Cumpre advertir que em nada
adianta, debelar a consequência, sem ir diretamente até a causa do conflito de
interesses. Não basta a judicização do social, do cultural ou
do político.
Afinal, o direito é bem mais
que o mero instrumento da ação judicial. É o apelo crescente ao judicial e a
intervenção frequente do juiz e a forte desconfiança da política perturba muito
a estrutura social contemporânea.
Não se pode admitir que a
função judicial se torne subalterna, nem que a função de aplicar a lei seja
reconduzida pelo juiz que a segunda na expressão de Montesquieu “a boca que
pronuncia as palavras da lei”.
Enfim, a Justiça atomizou-se
progressivamente, particularmente na década de oitenta do século XX
assumindo-se como poder moderador da democracia. Absorvendo a transferência da
democracia para a dimensão da decisão judicial. Por essa razão, prioriza-se o
plenário que se opõe naturalmente a decisão monocrática do relator.

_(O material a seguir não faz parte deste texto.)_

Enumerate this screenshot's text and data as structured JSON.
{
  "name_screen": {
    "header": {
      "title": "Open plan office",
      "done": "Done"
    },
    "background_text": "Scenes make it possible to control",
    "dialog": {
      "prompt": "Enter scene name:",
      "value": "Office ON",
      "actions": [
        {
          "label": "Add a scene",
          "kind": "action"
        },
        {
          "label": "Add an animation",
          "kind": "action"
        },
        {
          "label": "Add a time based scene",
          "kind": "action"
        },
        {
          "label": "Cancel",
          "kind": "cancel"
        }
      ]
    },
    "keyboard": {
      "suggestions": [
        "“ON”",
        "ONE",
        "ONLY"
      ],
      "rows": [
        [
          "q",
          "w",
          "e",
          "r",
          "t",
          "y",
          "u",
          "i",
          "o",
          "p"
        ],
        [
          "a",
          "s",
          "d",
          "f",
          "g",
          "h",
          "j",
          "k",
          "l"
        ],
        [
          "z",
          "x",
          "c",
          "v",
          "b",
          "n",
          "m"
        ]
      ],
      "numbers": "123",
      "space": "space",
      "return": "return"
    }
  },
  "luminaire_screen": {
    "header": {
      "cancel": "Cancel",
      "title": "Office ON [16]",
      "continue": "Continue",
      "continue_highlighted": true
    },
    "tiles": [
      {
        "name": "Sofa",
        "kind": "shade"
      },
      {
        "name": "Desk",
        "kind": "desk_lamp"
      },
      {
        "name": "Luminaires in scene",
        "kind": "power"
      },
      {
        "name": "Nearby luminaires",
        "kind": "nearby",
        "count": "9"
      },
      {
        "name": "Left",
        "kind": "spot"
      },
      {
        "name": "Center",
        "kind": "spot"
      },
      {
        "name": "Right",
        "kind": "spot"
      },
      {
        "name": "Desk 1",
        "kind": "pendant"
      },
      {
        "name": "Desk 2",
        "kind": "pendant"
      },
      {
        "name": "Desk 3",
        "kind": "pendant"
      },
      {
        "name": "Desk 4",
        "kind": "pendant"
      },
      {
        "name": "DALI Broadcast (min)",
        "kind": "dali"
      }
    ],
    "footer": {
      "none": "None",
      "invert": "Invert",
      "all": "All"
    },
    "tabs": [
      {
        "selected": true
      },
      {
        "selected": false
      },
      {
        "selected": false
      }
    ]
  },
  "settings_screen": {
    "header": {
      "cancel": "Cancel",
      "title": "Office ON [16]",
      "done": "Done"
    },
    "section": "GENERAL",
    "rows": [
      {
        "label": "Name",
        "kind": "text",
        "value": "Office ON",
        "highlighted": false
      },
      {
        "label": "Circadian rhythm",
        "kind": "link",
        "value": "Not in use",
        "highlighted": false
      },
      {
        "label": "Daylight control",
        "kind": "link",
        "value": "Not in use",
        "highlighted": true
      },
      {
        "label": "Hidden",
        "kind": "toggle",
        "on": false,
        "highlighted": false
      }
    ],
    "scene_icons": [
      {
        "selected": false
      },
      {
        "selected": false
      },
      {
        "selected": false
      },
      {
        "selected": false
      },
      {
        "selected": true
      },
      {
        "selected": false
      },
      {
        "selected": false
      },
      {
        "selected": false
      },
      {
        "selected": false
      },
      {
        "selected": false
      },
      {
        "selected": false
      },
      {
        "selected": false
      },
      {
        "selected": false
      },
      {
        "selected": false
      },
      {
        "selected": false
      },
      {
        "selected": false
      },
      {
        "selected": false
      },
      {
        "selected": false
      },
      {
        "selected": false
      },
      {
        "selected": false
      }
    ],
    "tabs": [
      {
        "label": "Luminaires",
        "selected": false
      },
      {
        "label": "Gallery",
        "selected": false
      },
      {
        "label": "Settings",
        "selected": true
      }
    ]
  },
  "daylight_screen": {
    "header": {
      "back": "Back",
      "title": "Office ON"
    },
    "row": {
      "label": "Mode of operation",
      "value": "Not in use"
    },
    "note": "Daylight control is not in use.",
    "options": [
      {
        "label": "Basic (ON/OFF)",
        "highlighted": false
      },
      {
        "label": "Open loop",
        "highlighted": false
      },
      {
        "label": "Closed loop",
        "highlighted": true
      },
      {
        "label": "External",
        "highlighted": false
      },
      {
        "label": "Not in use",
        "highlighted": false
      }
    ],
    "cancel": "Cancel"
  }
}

O juiz tornou-se malgré lui
(apesar dele), sendo um ator político central e verdadeiro garantidor de
liberdades fundamentais, sendo forte referencial da consciência moral da vida
social, política e econômica, ou com desejar alguns, o guardador de promessas
republicanas (na expressão de Antoine Garapon).
Dentro do paradigma
federalista em se conceber os três poderes como modelos racionais ou
tipos-ideais, na linguagem weberiana. Portanto, é possível perceber que os
modelos estatais, aliados às concepções de Constituição caminham em consonância
com a predominância de um ou outro daqueles poderes constituídos, sendo que a
ascensão do Judiciário na qualidade de guardião das promessas não cumpridas
fora um resultados desta conjuntura de falha os descrédito nos dois outros
poderes.
Também a globalização
modificou a dogmática do direito, pois há uma nova ordem socioeconômica de jaez
poliédrico e multicêntrico, o que acarreta alterações na compreensão da
realidade e na capacidade da ordem jurídica para dar resposta às exigências do
tempo que se precipita em permanente futuro.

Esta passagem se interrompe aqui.